I’ve seen both at Bar.Sito, although I’m yet to find any witnesses to corroborate my story.
“The bitters are excellent for your liver, the gin is bad for you. They balance each other.”
Orson Welles, in Italy shooting Cagliostro (1949)
My beverage of choice at Bar.Sito is the infamous Negroni, a cocktail so trendy right now that it should have its own theatre rider, a PR agent and an opium habit. Renowned Melbourne restaurateur Matteo Pignatelli took to social media during the recent federal elections in Australia to promote it as his candidate of choice for Prime Minister, suggesting the Negroni would never lie to you like the other candidates and even if it did, you would be unlikely to remember.
Celebrity chef, author and media host Anthony Bourdain, a self-confessed fan, made one of his many television guest spots to demonstrate how to make one. “One of its many benefits, in addition to it being delicious, appetite-building before a meal, stomach-settling after a meal, incredibly dangerously powerful, is that it’s ridiculously easy to make; pretty much any chimpanzee could make this drink,” he said. “I don’t like any of these things by themselves, but together, oh yes, it’s a satanic delicious hell broth.”
Bar.Sito wears its mojo incredibly well, doesn’t bother offering anything but authentic booze of the highest quality and sneers at any whiff of pretention or over-charging; it is both metropolitan and cosmopolitan and is the kind of place that ends up being less a way station in your journey and more likely a chapter in it.

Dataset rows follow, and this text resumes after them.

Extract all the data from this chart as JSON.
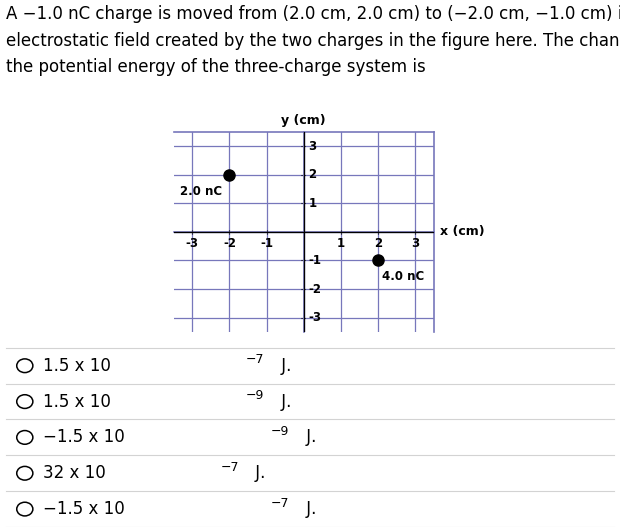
{
  "header_text": "A −1.0 nC charge is moved from (2.0 cm, 2.0 cm) to (−2.0 cm, −1.0 cm) in the\nelectrostatic field created by the two charges in the figure here. The change in\nthe potential energy of the three-charge system is",
  "plot_title_x": "x (cm)",
  "plot_title_y": "y (cm)",
  "xlim": [
    -3.5,
    3.5
  ],
  "ylim": [
    -3.5,
    3.5
  ],
  "xticks": [
    -3,
    -2,
    -1,
    1,
    2,
    3
  ],
  "yticks": [
    -3,
    -2,
    -1,
    1,
    2,
    3
  ],
  "charge1_x": -2.0,
  "charge1_y": 2.0,
  "charge1_label": "2.0 nC",
  "charge2_x": 2.0,
  "charge2_y": -1.0,
  "charge2_label": "4.0 nC",
  "dot_color": "black",
  "dot_size": 8,
  "grid_color": "#7777bb",
  "box_color": "#7777bb",
  "options": [
    "1.5 x 10",
    "1.5 x 10",
    "−1.5 x 10",
    "32 x 10",
    "−1.5 x 10"
  ],
  "option_exponents": [
    "−7",
    "−9",
    "−9",
    "−7",
    "−7"
  ],
  "option_fontsize": 12,
  "header_fontsize": 12,
  "fig_width": 6.2,
  "fig_height": 5.27,
  "fig_dpi": 100
}
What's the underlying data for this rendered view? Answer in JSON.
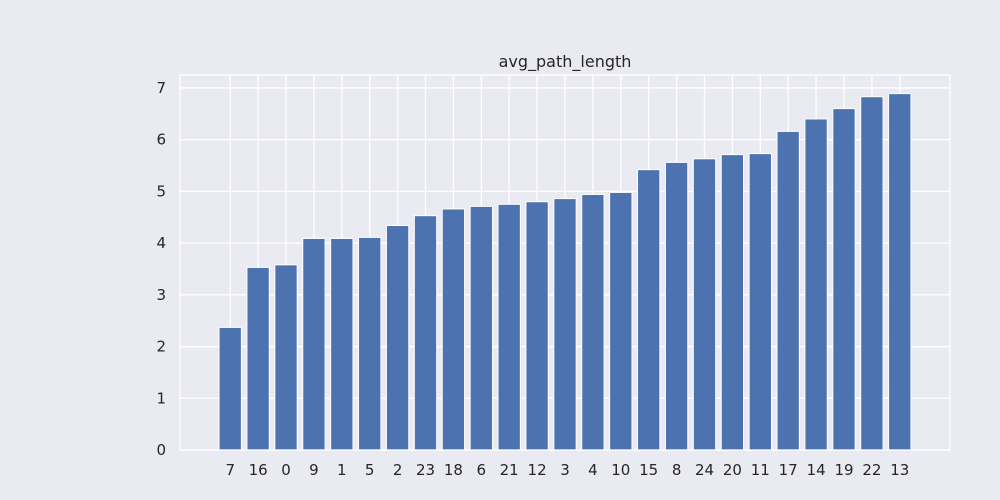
{
  "chart_data": {
    "type": "bar",
    "title": "avg_path_length",
    "xlabel": "",
    "ylabel": "",
    "categories": [
      "7",
      "16",
      "0",
      "9",
      "1",
      "5",
      "2",
      "23",
      "18",
      "6",
      "21",
      "12",
      "3",
      "4",
      "10",
      "15",
      "8",
      "24",
      "20",
      "11",
      "17",
      "14",
      "19",
      "22",
      "13"
    ],
    "values": [
      2.37,
      3.53,
      3.58,
      4.09,
      4.09,
      4.11,
      4.34,
      4.53,
      4.66,
      4.71,
      4.75,
      4.8,
      4.86,
      4.94,
      4.98,
      5.42,
      5.56,
      5.63,
      5.71,
      5.73,
      6.16,
      6.4,
      6.6,
      6.83,
      6.89
    ],
    "ylim": [
      0,
      7.25
    ],
    "yticks": [
      0,
      1,
      2,
      3,
      4,
      5,
      6,
      7
    ],
    "grid": true,
    "bar_color": "#4C72B0",
    "background_color": "#EAEAF2",
    "grid_color": "#FFFFFF"
  }
}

Address: 240/1 Alley -Phnom Penh, Cambodia
Phone: +855 77 555 447
Facebook Page: https://www.facebook.com/Bar.sito.asia
- 30 ml Campari
- 30 ml sweet (rosso) vermouth
- 50 ml quality gin
- 1 orange wedge or peel, to garnish
- Add the Campari, vermouth and gin to a large tumbler half-filled with ice cubes, and stir to combine. Garnish with orange wedge and serve. (If you’re making a jug, combine the alcohol in the jug, refrigerate until needed, then add ice and garnish just before serving.)
Note For extra points, rub the orange peel around the rim of the glass, then squeeze the peel across an open flame to release a burst of flamed oil across the surface of the drink.